Leer: una acción y muchos beneficios

Si leer libros fuera condición para la felicidad, la mayor parte de la humanidad viviría y moriría infeliz. Juan Domingo Argüelles.

El hábito de leer es conocido internacionalmente como un pasatiempo agradable y tranquilo, que permite conectarse con otros mundos y realidades. Sin embargo, aunque en todos lados se sabe, como citamos al principio, no todos lo practicamos. Tal vez porque no nos interesa, nos parece aburrido, o mejor es ver la televisión. Pero si conociésemos los beneficios de practicar la lectura nos interesaría más buscar libros.

En primer lugar, leer desarrolla la imaginación y la creatividad. Cuando se lee un libro toda descripción de color, tamaño, olor o sabor se crea en la mente, dando una perspectiva única en cada lector de lo que se narra en el texto. Además, se incrementan el sentido de la intuición y el análisis. Por ejemplo: con libros de opinión y de filosofía, o con novelas policiacas y psicológicas.

Otra excelente razón es el aumento del vocabulario y la disminución de las faltas ortográficas. Parece ser un mal colectivo, cada vez más presente, que ya no se escriba correctamente. Estudios realzan este dato, ya que con el aumento de la tecnología  se facilita el proceso de redacción y ortografía sin que la persona, realmente, conozca las reglas de las mismas.  Es importante leer para tener una fuente continúa de conocimiento gramatical, ya que el lenguaje es un organismo cambiante.

Leer culturiza. Nos ubica en otros tiempos y lugares, nos informa de hechos históricos, nos muestra opiniones de todo tipo, nos llena de conocimientos nuevos, nos abre la mente a desconocidos temas, enriquece nuestros valores, nos enseña otra forma de pensar y nos entretiene inmensamente. Es que hay un libro para cada clase de gusto, la literatura es algo tan extenso que satisface cada necesidad.

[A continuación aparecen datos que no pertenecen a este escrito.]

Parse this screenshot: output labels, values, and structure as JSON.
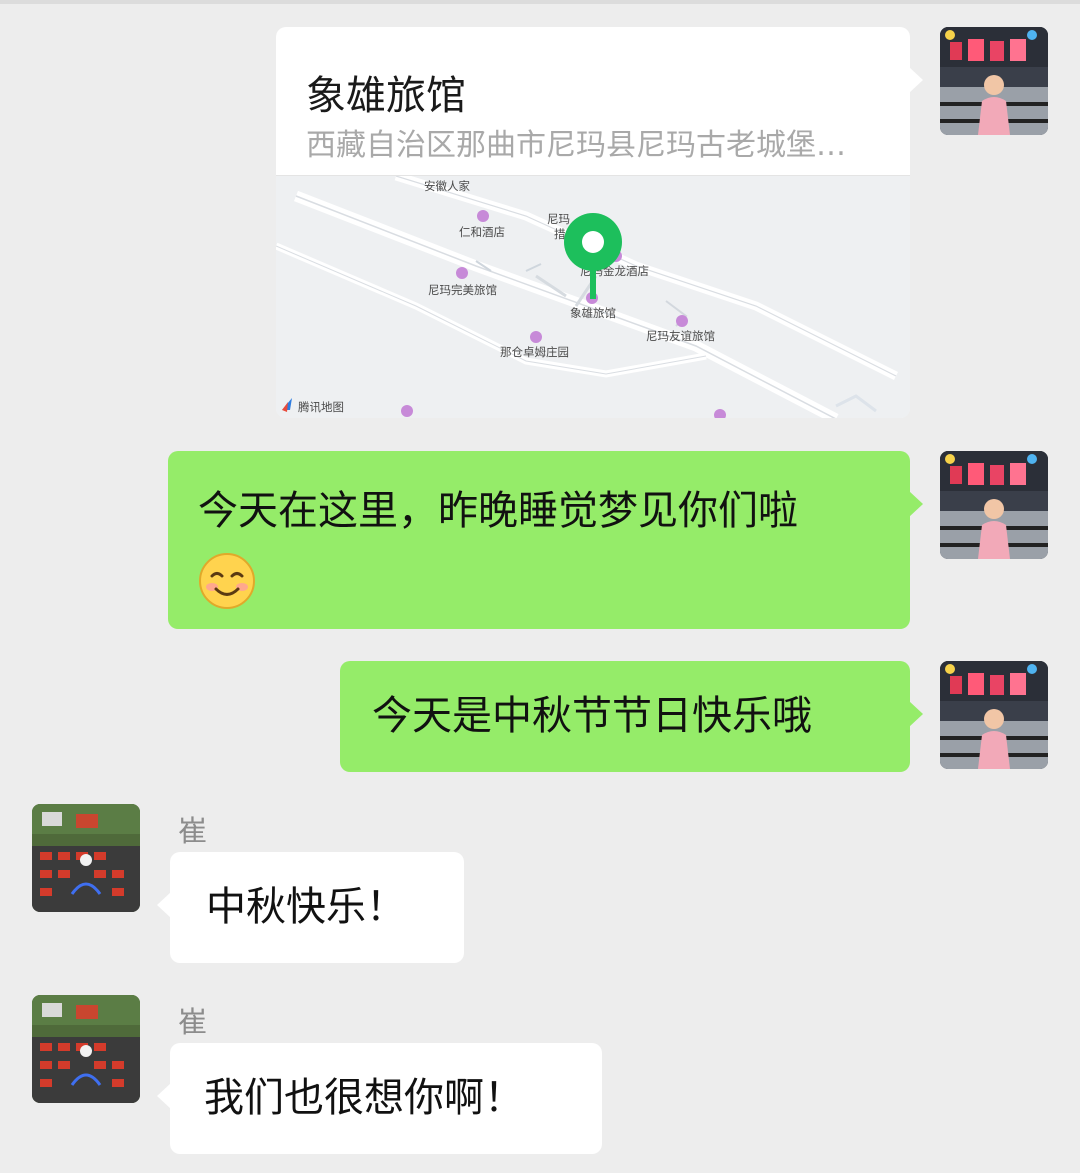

Un libro puede ayudarnos a ser más sociables, dándonos información sobre temas que podamos compartir con otros y ayudándonos a entender otras opiniones. Podemos aprender de nosotros mismos, ya que leer nos pone en posiciones diferentes a las que estamos acostumbrados, y nos hace indagar más en las cosas. Está confirmado que leer ayuda a la función cerebral, activando simultáneamente varias zonas de la corteza cerebral, muchas más de las que se activan al ver la televisión. Mientras más leamos, más actividad intelectual desarrollaremos.

Quienes lo han probado saben que terminar un libro es una sensación increíblemente satisfactoria, y nos hace sentir realizados. No se supone que todo lo que leamos nos guste, hay que ir descubriendo, poco a poco, nuestros gustos y preferencias. No hay que dejar de probar.

Hoy es este artículo, mañana un libro de 600 páginas. Nunca es tarde para iniciar un nuevo pasatiempo, y ¿cuál mejor que uno que te hará más intelectual y sociable? ¡Empieza un libro ahora!